Some warnings and precautions to be aware of before using this acne medicine include the following:
 
  • BenzaClin is for topical use only. This means it should only be applied to the skin. Do not get the medicine in your eyes, mouth, nose, or other body openings, as it can be irritating.
 
  • Like other antibiotics, BenzaClin use may increase the risk for developing a secondary skin infection, such as a fungal or yeast infection. Stop using this medicine and contact your healthcare provider if you notice signs of a skin or nail infection, such as a red, scaly, itchy rash or discolored, painful, or swollen nails.
 
  • Using other topical acne products or abrasive cloths, sponges, or cleansers may cause severe skin irritation. Do not use these products while using BenzaClin without your healthcare provider's approval. If you experience severe skin irritation while using this medication, stop using it and contact your healthcare provider.
 
  • Applying more than a thin layer or using the gel more often than prescribed will not lead to faster or better results. Instead, it may cause more skin irritation, redness, and dryness.
 
  • You should not apply BenzaClin to skin that is cut, scraped, sunburned, has eczema, or is otherwise irritated.
 
  • If your skin becomes too dry while using this medication, try using a nonmedicated moisturizer. In clinical trials, people generally used a skin moisturizer in addition to BenzaClin.
 
  • The gel may bleach hair or colored fabric.
 
  • Your skin will be more sensitive to the sun while using BenzaClin, so you should minimize your exposure to the sun (including artificial sun, such as sunlamps and tanning beds). Also, use a PABA-free sunscreen and wear protective clothing, such as a hat, when you are out in the sun. Your healthcare can recommend an appropriate sunscreen.
 
  • You may experience some temporary or minor skin irritation, such as redness, burning, stinging, dryness, or itching of the skin when you use BenzaClin. This is normal and not usually a cause for concern.
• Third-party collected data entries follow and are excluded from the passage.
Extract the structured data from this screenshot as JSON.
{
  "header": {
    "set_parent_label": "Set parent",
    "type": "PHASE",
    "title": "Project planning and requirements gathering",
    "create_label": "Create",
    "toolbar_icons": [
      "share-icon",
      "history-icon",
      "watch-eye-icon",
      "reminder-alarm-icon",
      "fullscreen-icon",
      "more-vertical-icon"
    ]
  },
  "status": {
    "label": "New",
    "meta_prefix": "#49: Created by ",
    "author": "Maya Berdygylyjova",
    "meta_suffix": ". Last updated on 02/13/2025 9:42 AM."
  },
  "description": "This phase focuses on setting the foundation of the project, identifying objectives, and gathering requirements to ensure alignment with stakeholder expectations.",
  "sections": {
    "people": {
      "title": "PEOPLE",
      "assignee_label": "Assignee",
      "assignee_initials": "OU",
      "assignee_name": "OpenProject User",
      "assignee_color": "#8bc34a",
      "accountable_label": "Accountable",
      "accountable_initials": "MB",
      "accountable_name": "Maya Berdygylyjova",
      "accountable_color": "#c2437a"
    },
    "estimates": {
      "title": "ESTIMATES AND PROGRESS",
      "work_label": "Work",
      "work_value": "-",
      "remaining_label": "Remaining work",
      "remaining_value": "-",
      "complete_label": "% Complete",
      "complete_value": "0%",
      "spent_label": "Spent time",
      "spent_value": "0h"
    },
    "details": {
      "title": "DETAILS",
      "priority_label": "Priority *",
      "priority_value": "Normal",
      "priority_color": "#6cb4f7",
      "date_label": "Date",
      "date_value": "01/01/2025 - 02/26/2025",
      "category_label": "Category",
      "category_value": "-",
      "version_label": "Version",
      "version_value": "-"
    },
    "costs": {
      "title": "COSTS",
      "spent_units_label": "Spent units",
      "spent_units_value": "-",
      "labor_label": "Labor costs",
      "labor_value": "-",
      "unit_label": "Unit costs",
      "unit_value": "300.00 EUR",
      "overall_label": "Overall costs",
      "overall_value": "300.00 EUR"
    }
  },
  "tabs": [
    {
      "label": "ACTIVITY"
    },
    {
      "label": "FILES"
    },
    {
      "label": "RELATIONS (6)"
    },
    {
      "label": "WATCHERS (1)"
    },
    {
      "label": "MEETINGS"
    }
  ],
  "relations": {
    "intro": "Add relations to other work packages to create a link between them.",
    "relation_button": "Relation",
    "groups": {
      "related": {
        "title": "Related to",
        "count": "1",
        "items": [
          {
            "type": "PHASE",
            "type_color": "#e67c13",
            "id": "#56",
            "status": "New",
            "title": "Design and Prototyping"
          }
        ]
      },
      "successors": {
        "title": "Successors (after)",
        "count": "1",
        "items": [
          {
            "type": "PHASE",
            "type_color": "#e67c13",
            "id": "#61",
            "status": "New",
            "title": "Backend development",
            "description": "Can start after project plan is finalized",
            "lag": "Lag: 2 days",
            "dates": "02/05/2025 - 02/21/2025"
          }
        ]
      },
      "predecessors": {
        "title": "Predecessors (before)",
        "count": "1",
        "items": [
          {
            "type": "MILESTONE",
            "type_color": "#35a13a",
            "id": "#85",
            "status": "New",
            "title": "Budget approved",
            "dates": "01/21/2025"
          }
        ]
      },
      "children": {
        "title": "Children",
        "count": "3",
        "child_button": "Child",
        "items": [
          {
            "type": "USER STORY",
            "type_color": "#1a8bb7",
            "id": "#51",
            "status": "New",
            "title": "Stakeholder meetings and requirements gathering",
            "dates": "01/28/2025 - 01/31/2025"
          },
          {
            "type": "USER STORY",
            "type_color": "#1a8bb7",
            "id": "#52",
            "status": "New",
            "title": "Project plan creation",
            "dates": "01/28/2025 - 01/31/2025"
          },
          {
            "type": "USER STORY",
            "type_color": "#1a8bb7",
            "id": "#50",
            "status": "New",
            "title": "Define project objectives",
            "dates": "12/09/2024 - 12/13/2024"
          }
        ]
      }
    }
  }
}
However, contact your healthcare provider if these side effects are severe, bothersome, get worse with repeated use, or are accompanied by skin swelling.
 
  • All antibiotics, including clindamycin (one of the active ingredients of BenzaClin), may cause a potentially serious problem known as pseudomembranous colitis. This problem occurs when the antibiotic alters the normal bacteria in the body, allowing undesirable bacteria to overgrow.
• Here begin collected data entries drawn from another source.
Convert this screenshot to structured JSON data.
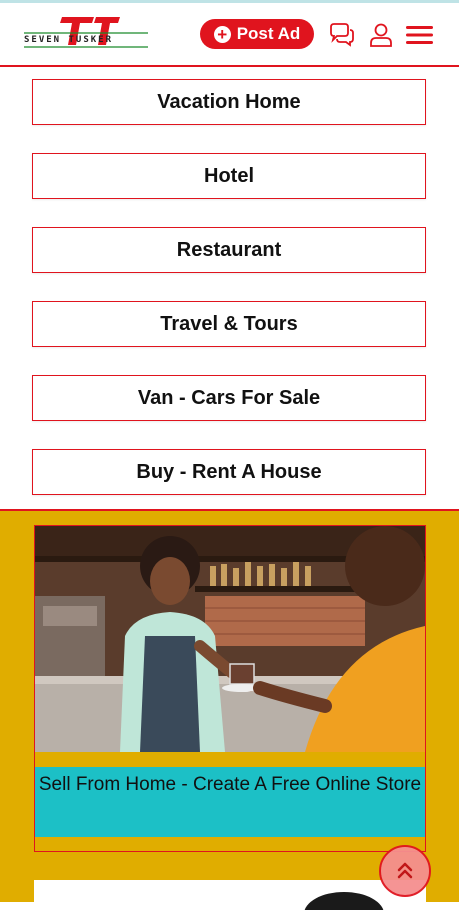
{
  "header": {
    "logo_text": "SEVEN TUSKER",
    "post_ad_label": "Post Ad",
    "icons": [
      "plus-icon",
      "chat-icon",
      "user-icon",
      "menu-icon"
    ]
  },
  "categories": [
    "Vacation Home",
    "Hotel",
    "Restaurant",
    "Travel & Tours",
    "Van - Cars For Sale",
    "Buy - Rent A House"
  ],
  "promo": {
    "caption": "Sell From Home - Create A Free Online Store"
  },
  "colors": {
    "brand_red": "#e0141e",
    "promo_bg": "#e0ad00",
    "caption_bg": "#1cc0c6"
  }
}
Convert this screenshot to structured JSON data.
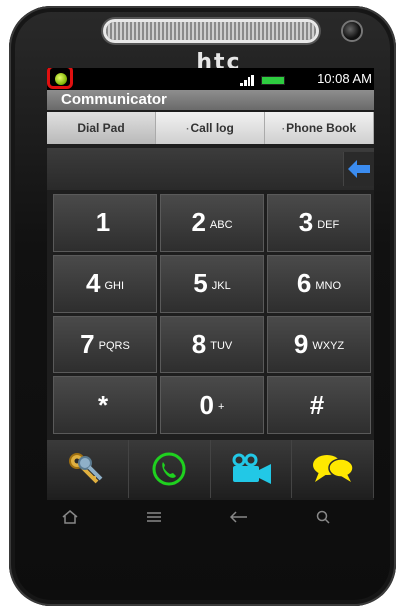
{
  "device": {
    "brand": "htc"
  },
  "status": {
    "time": "10:08 AM"
  },
  "app": {
    "title": "Communicator"
  },
  "tabs": [
    {
      "label": "Dial Pad",
      "active": true
    },
    {
      "label": "Call log",
      "active": false
    },
    {
      "label": "Phone Book",
      "active": false
    }
  ],
  "dialer": {
    "entered_number": ""
  },
  "keys": [
    {
      "digit": "1",
      "letters": ""
    },
    {
      "digit": "2",
      "letters": "ABC"
    },
    {
      "digit": "3",
      "letters": "DEF"
    },
    {
      "digit": "4",
      "letters": "GHI"
    },
    {
      "digit": "5",
      "letters": "JKL"
    },
    {
      "digit": "6",
      "letters": "MNO"
    },
    {
      "digit": "7",
      "letters": "PQRS"
    },
    {
      "digit": "8",
      "letters": "TUV"
    },
    {
      "digit": "9",
      "letters": "WXYZ"
    },
    {
      "digit": "*",
      "letters": ""
    },
    {
      "digit": "0",
      "letters": "+"
    },
    {
      "digit": "#",
      "letters": ""
    }
  ],
  "actions": [
    {
      "icon": "keys-icon"
    },
    {
      "icon": "phone-call-icon"
    },
    {
      "icon": "video-call-icon"
    },
    {
      "icon": "chat-bubbles-icon"
    }
  ],
  "colors": {
    "highlight_ring": "#e01010",
    "call_green": "#1fd11f",
    "video_cyan": "#22c8e6",
    "chat_yellow": "#ffe800"
  }
}
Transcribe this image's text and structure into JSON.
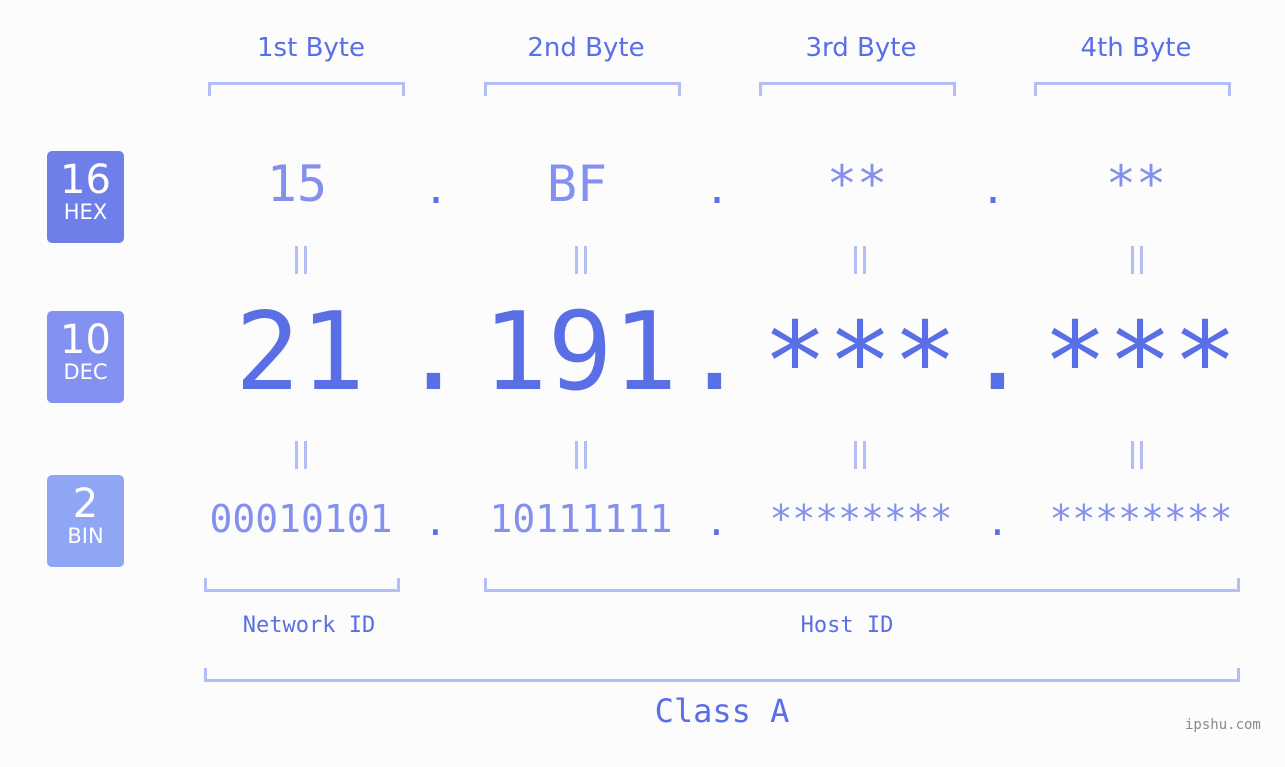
{
  "bytes": [
    {
      "header": "1st Byte",
      "hex": "15",
      "dec": "21",
      "bin": "00010101"
    },
    {
      "header": "2nd Byte",
      "hex": "BF",
      "dec": "191",
      "bin": "10111111"
    },
    {
      "header": "3rd Byte",
      "hex": "**",
      "dec": "***",
      "bin": "********"
    },
    {
      "header": "4th Byte",
      "hex": "**",
      "dec": "***",
      "bin": "********"
    }
  ],
  "separator": ".",
  "rows": {
    "hex": {
      "base": "16",
      "label": "HEX",
      "color": "#6f7fe9"
    },
    "dec": {
      "base": "10",
      "label": "DEC",
      "color": "#8391f0"
    },
    "bin": {
      "base": "2",
      "label": "BIN",
      "color": "#8fa6f5"
    }
  },
  "segments": {
    "network": "Network ID",
    "host": "Host ID",
    "class": "Class A"
  },
  "footer": {
    "site": "ipshu.com"
  },
  "colors": {
    "primary": "#5a6ee6",
    "secondary": "#8490ee",
    "bracket": "#b3bdf6",
    "background": "#fbfcfb"
  }
}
Pseudomembranous colitis is unlikely to occur with topical antibiotic use; however, it is important to tell your healthcare provider about any bloody or watery diarrhea, as these may be signs of a serious problem.
 
  • BenzaClin is a pregnancy Category C medication, which means it may not be safe for use during pregnancy. Talk with your healthcare provider about the risks and benefits of using this medicine when pregnant (see BenzaClin and Pregnancy).
 
  • It is not known if BenzaClin passes through breast milk. Therefore, if you are breastfeeding or plan to start, talk to your healthcare provider before beginning treatment (see BenzaClin and Breastfeeding).